Aujourd'hui, l'enjeu est de savoir dans quelle mesure la production suivra le rythme de la demande. « L'offre est un peu "limite" et nous sommes un peu inquiets pour les années suivantes », constate Jean-Fred Coste, le président du Caveau d'Héraclès, la coopérative de Vergèze (30), le premier producteur de vin bio en France (55 000 hl). Gérard Bertrand évoque quant à lui « une tension sur les vins blancs ». Tous les deux s'accordent à dire qu'il faut encourager les conversions en agriculture biologique... De son côté, Patrick Guiraud admet que « le challenge de la filière bio est de soutenir une progression importante de la production pour faire face à la consommation ».

Question d'opportunité

Les tensions qui se dessinent sur le marché bio ne sont pas étrangères à la bonne santé du secteur viticole dans son ensemble. Aujourd'hui, le vin conventionnel se vend également bien et la trésorerie des entreprises reprend des couleurs. Pour preuve, « le montant des crédits distribués dans le secteur viticole bat des records », indique Patrice Roch, responsable du pôle Agriculture et Coopératives du Crédit agricole Languedoc.

« Il y a quatre ans, les vins IGP Pays d'Oc en bio se vendaient entre 120 et 130 €/hl. C'est quasiment toujours le cas aujourd'hui alors qu' en conventionnel, sur la même période, on est passé de 50 €/hl à 80 €/hl », indique Patrick Guiraud. Bref, « le différentiel de prix entre les deux produits se rétrécit », résume Jean-Fred Coste qui est également membre du bureau de SudVinBio.

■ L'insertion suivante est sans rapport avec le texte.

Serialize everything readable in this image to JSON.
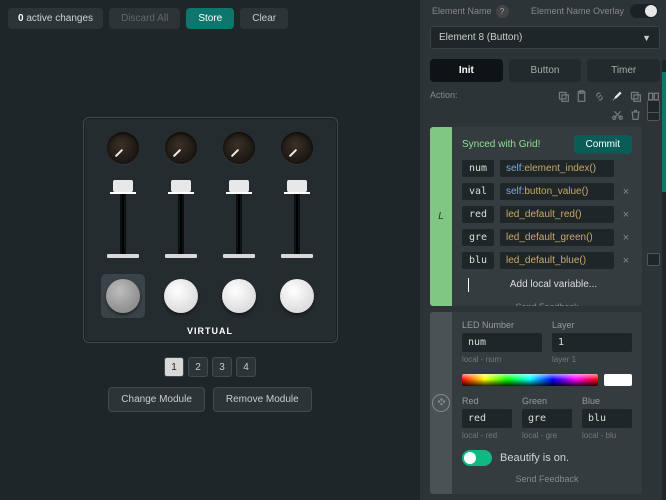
{
  "topbar": {
    "changes_count": "0",
    "changes_label": "active changes",
    "discard": "Discard All",
    "store": "Store",
    "clear": "Clear"
  },
  "module": {
    "label": "VIRTUAL",
    "pages": [
      "1",
      "2",
      "3",
      "4"
    ],
    "change": "Change Module",
    "remove": "Remove Module"
  },
  "panel": {
    "elname_label": "Element Name",
    "overlay_label": "Element Name Overlay",
    "element_select": "Element 8 (Button)",
    "tabs": {
      "init": "Init",
      "button": "Button",
      "timer": "Timer"
    },
    "action_label": "Action:",
    "synced": "Synced with Grid!",
    "commit": "Commit",
    "vars": [
      {
        "name": "num",
        "code_self": "self",
        "code_fn": ":element_index()",
        "closable": false
      },
      {
        "name": "val",
        "code_self": "self",
        "code_fn": ":button_value()",
        "closable": true
      },
      {
        "name": "red",
        "code_self": "",
        "code_fn": "led_default_red()",
        "closable": true
      },
      {
        "name": "gre",
        "code_self": "",
        "code_fn": "led_default_green()",
        "closable": true
      },
      {
        "name": "blu",
        "code_self": "",
        "code_fn": "led_default_blue()",
        "closable": true
      }
    ],
    "addvar": "Add local variable...",
    "feedback": "Send Feedback",
    "led": {
      "number_label": "LED Number",
      "layer_label": "Layer",
      "number_val": "num",
      "layer_val": "1",
      "number_sub": "local - num",
      "layer_sub": "layer 1",
      "red_label": "Red",
      "green_label": "Green",
      "blue_label": "Blue",
      "red_val": "red",
      "green_val": "gre",
      "blue_val": "blu",
      "red_sub": "local - red",
      "green_sub": "local - gre",
      "blue_sub": "local - blu",
      "beautify": "Beautify is on."
    },
    "sidechar": "L"
  }
}
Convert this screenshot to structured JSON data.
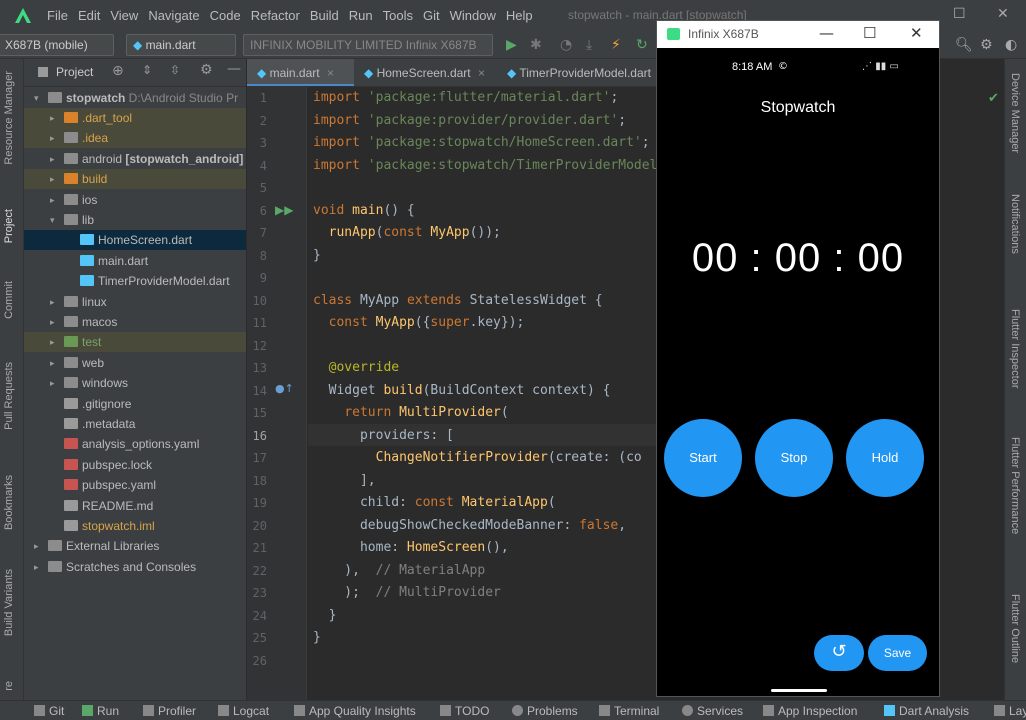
{
  "menu": [
    "File",
    "Edit",
    "View",
    "Navigate",
    "Code",
    "Refactor",
    "Build",
    "Run",
    "Tools",
    "Git",
    "Window",
    "Help"
  ],
  "window_title": "stopwatch - main.dart [stopwatch]",
  "toolbar": {
    "device": "X687B (mobile)",
    "config": "main.dart",
    "device_full": "INFINIX MOBILITY LIMITED Infinix X687B"
  },
  "left_tools": [
    "Resource Manager",
    "Project",
    "Commit",
    "Pull Requests",
    "Bookmarks",
    "Build Variants",
    "re"
  ],
  "project_panel": {
    "title": "Project",
    "tree": [
      {
        "label": "stopwatch",
        "suffix": "D:\\Android Studio Pr",
        "depth": 0,
        "arrow": "▾",
        "icon": "folder"
      },
      {
        "label": ".dart_tool",
        "depth": 1,
        "arrow": "▸",
        "icon": "folder-orange",
        "style": "excluded"
      },
      {
        "label": ".idea",
        "depth": 1,
        "arrow": "▸",
        "icon": "folder",
        "style": "excluded"
      },
      {
        "label": "android",
        "suffix": "[stopwatch_android]",
        "depth": 1,
        "arrow": "▸",
        "icon": "folder"
      },
      {
        "label": "build",
        "depth": 1,
        "arrow": "▸",
        "icon": "folder-orange",
        "style": "excluded"
      },
      {
        "label": "ios",
        "depth": 1,
        "arrow": "▸",
        "icon": "folder"
      },
      {
        "label": "lib",
        "depth": 1,
        "arrow": "▾",
        "icon": "folder"
      },
      {
        "label": "HomeScreen.dart",
        "depth": 2,
        "icon": "dart",
        "style": "selected"
      },
      {
        "label": "main.dart",
        "depth": 2,
        "icon": "dart"
      },
      {
        "label": "TimerProviderModel.dart",
        "depth": 2,
        "icon": "dart"
      },
      {
        "label": "linux",
        "depth": 1,
        "arrow": "▸",
        "icon": "folder"
      },
      {
        "label": "macos",
        "depth": 1,
        "arrow": "▸",
        "icon": "folder"
      },
      {
        "label": "test",
        "depth": 1,
        "arrow": "▸",
        "icon": "folder-green",
        "style": "excluded"
      },
      {
        "label": "web",
        "depth": 1,
        "arrow": "▸",
        "icon": "folder"
      },
      {
        "label": "windows",
        "depth": 1,
        "arrow": "▸",
        "icon": "folder"
      },
      {
        "label": ".gitignore",
        "depth": 1,
        "icon": "file"
      },
      {
        "label": ".metadata",
        "depth": 1,
        "icon": "file"
      },
      {
        "label": "analysis_options.yaml",
        "depth": 1,
        "icon": "yaml"
      },
      {
        "label": "pubspec.lock",
        "depth": 1,
        "icon": "yaml"
      },
      {
        "label": "pubspec.yaml",
        "depth": 1,
        "icon": "yaml"
      },
      {
        "label": "README.md",
        "depth": 1,
        "icon": "md"
      },
      {
        "label": "stopwatch.iml",
        "depth": 1,
        "icon": "iml",
        "style": "iml"
      },
      {
        "label": "External Libraries",
        "depth": 0,
        "arrow": "▸",
        "icon": "lib"
      },
      {
        "label": "Scratches and Consoles",
        "depth": 0,
        "arrow": "▸",
        "icon": "scratch"
      }
    ]
  },
  "editor_tabs": [
    "main.dart",
    "HomeScreen.dart",
    "TimerProviderModel.dart"
  ],
  "code_lines": [
    [
      [
        "kw",
        "import "
      ],
      [
        "str",
        "'package:flutter/material.dart'"
      ],
      [
        "",
        ";"
      ]
    ],
    [
      [
        "kw",
        "import "
      ],
      [
        "str",
        "'package:provider/provider.dart'"
      ],
      [
        "",
        ";"
      ]
    ],
    [
      [
        "kw",
        "import "
      ],
      [
        "str",
        "'package:stopwatch/HomeScreen.dart'"
      ],
      [
        "",
        ";"
      ]
    ],
    [
      [
        "kw",
        "import "
      ],
      [
        "str",
        "'package:stopwatch/TimerProviderModel.dart'"
      ],
      [
        "",
        ";"
      ]
    ],
    [],
    [
      [
        "kw",
        "void "
      ],
      [
        "fn",
        "main"
      ],
      [
        "",
        "() {"
      ]
    ],
    [
      [
        "",
        "  "
      ],
      [
        "fn",
        "runApp"
      ],
      [
        "",
        "("
      ],
      [
        "kw",
        "const "
      ],
      [
        "fn",
        "MyApp"
      ],
      [
        "",
        "());"
      ]
    ],
    [
      [
        "",
        "}"
      ]
    ],
    [],
    [
      [
        "kw",
        "class "
      ],
      [
        "",
        "MyApp "
      ],
      [
        "kw",
        "extends "
      ],
      [
        "",
        "StatelessWidget {"
      ]
    ],
    [
      [
        "",
        "  "
      ],
      [
        "kw",
        "const "
      ],
      [
        "fn",
        "MyApp"
      ],
      [
        "",
        "({"
      ],
      [
        "kw",
        "super"
      ],
      [
        "",
        ".key});"
      ]
    ],
    [],
    [
      [
        "",
        "  "
      ],
      [
        "ann",
        "@override"
      ]
    ],
    [
      [
        "",
        "  Widget "
      ],
      [
        "fn",
        "build"
      ],
      [
        "",
        "(BuildContext context) {"
      ]
    ],
    [
      [
        "",
        "    "
      ],
      [
        "kw",
        "return "
      ],
      [
        "fn",
        "MultiProvider"
      ],
      [
        "",
        "("
      ]
    ],
    [
      [
        "",
        "      providers: ["
      ]
    ],
    [
      [
        "",
        "        "
      ],
      [
        "fn",
        "ChangeNotifierProvider"
      ],
      [
        "",
        "(create: (co"
      ]
    ],
    [
      [
        "",
        "      ],"
      ]
    ],
    [
      [
        "",
        "      child: "
      ],
      [
        "kw",
        "const "
      ],
      [
        "fn",
        "MaterialApp"
      ],
      [
        "",
        "("
      ]
    ],
    [
      [
        "",
        "      debugShowCheckedModeBanner: "
      ],
      [
        "kw",
        "false"
      ],
      [
        "",
        ","
      ]
    ],
    [
      [
        "",
        "      home: "
      ],
      [
        "fn",
        "HomeScreen"
      ],
      [
        "",
        "(),"
      ]
    ],
    [
      [
        "",
        "    ),  "
      ],
      [
        "cmt",
        "// MaterialApp"
      ]
    ],
    [
      [
        "",
        "    );  "
      ],
      [
        "cmt",
        "// MultiProvider"
      ]
    ],
    [
      [
        "",
        "  }"
      ]
    ],
    [
      [
        "",
        "}"
      ]
    ],
    []
  ],
  "emulator": {
    "title": "Infinix X687B",
    "status_time": "8:18 AM",
    "app_title": "Stopwatch",
    "timer": "00 : 00 : 00",
    "buttons": [
      "Start",
      "Stop",
      "Hold"
    ],
    "save_label": "Save",
    "accent": "#2196f3"
  },
  "right_tools": [
    "Device Manager",
    "Notifications",
    "Flutter Inspector",
    "Flutter Performance",
    "Flutter Outline"
  ],
  "bottom_tools": [
    "Git",
    "Run",
    "Profiler",
    "Logcat",
    "App Quality Insights",
    "TODO",
    "Problems",
    "Terminal",
    "Services",
    "App Inspection",
    "Dart Analysis",
    "Lay"
  ]
}
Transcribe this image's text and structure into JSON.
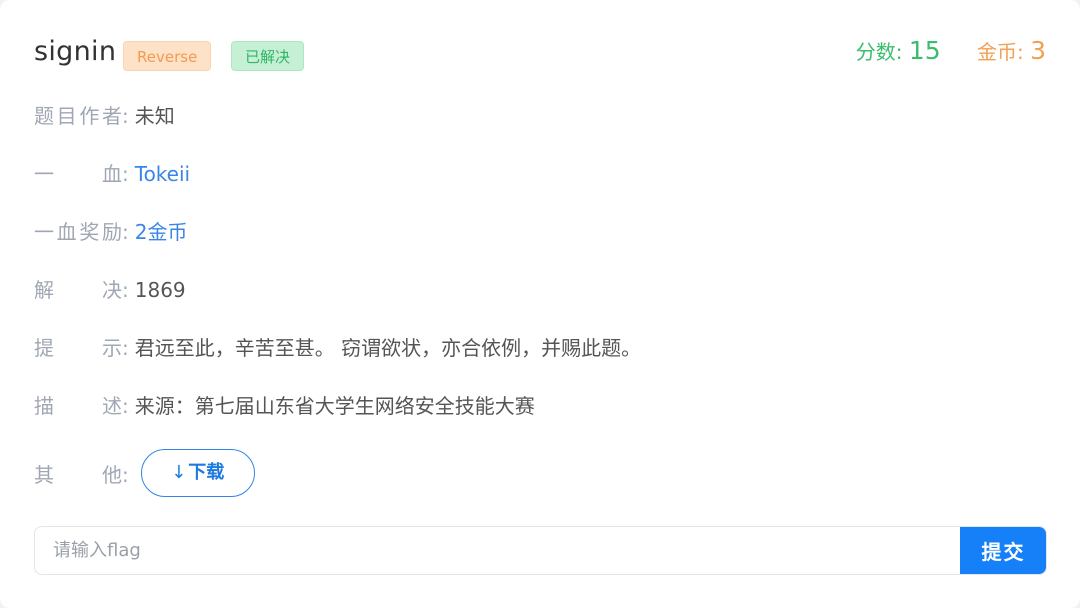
{
  "challenge": {
    "title": "signin",
    "category_tag": "Reverse",
    "status_tag": "已解决",
    "score_label": "分数:",
    "score_value": "15",
    "coin_label": "金币:",
    "coin_value": "3"
  },
  "colors": {
    "accent_blue": "#1580f7",
    "score_green": "#3bbd6e",
    "coin_orange": "#f2a052",
    "tag_category_bg": "#fde2c8",
    "tag_solved_bg": "#c6f0d6"
  },
  "details": {
    "author_label": "题目作者",
    "author_value": "未知",
    "first_blood_label": "一血",
    "first_blood_value": "Tokeii",
    "first_blood_reward_label": "一血奖励",
    "first_blood_reward_value": "2金币",
    "solves_label": "解决",
    "solves_value": "1869",
    "hint_label": "提示",
    "hint_value": "君远至此，辛苦至甚。 窃谓欲状，亦合依例，并赐此题。",
    "description_label": "描述",
    "description_value": "来源：第七届山东省大学生网络安全技能大赛",
    "other_label": "其他",
    "download_icon": "download-arrow-icon",
    "download_label": "下载",
    "colon": ":"
  },
  "submit": {
    "placeholder": "请输入flag",
    "button_label": "提交"
  }
}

Comment accroître l'attractivité de la filière viticole bio ? Certainement pas en augmentant subitement le prix du vin, expliquent les représentant de l'interprofession.

« Nous sommes sur une logique de construction de prix et non de spéculation», indique Jean-Fred Coste. « Notre force est d'avoir défini à l'échelle d'une filière un prix qui permette aux vignerons de dégager un revenu, renchérit Patrick Guiraud. Nous sommes sur une économie durable fondé sur le principe d'un marché rémunérateur et non pas spéculatif ».

L'une des pistes envisagées est d' « investir sur le savoir-faire et l'ingénierie afin de donner les moyens aux vignerons de surmonter certaines contraintes techniques, explique Patrick Guiraud. En bio, c'est un facteur aussi important que le prix sur le sujet de l'attractivité ».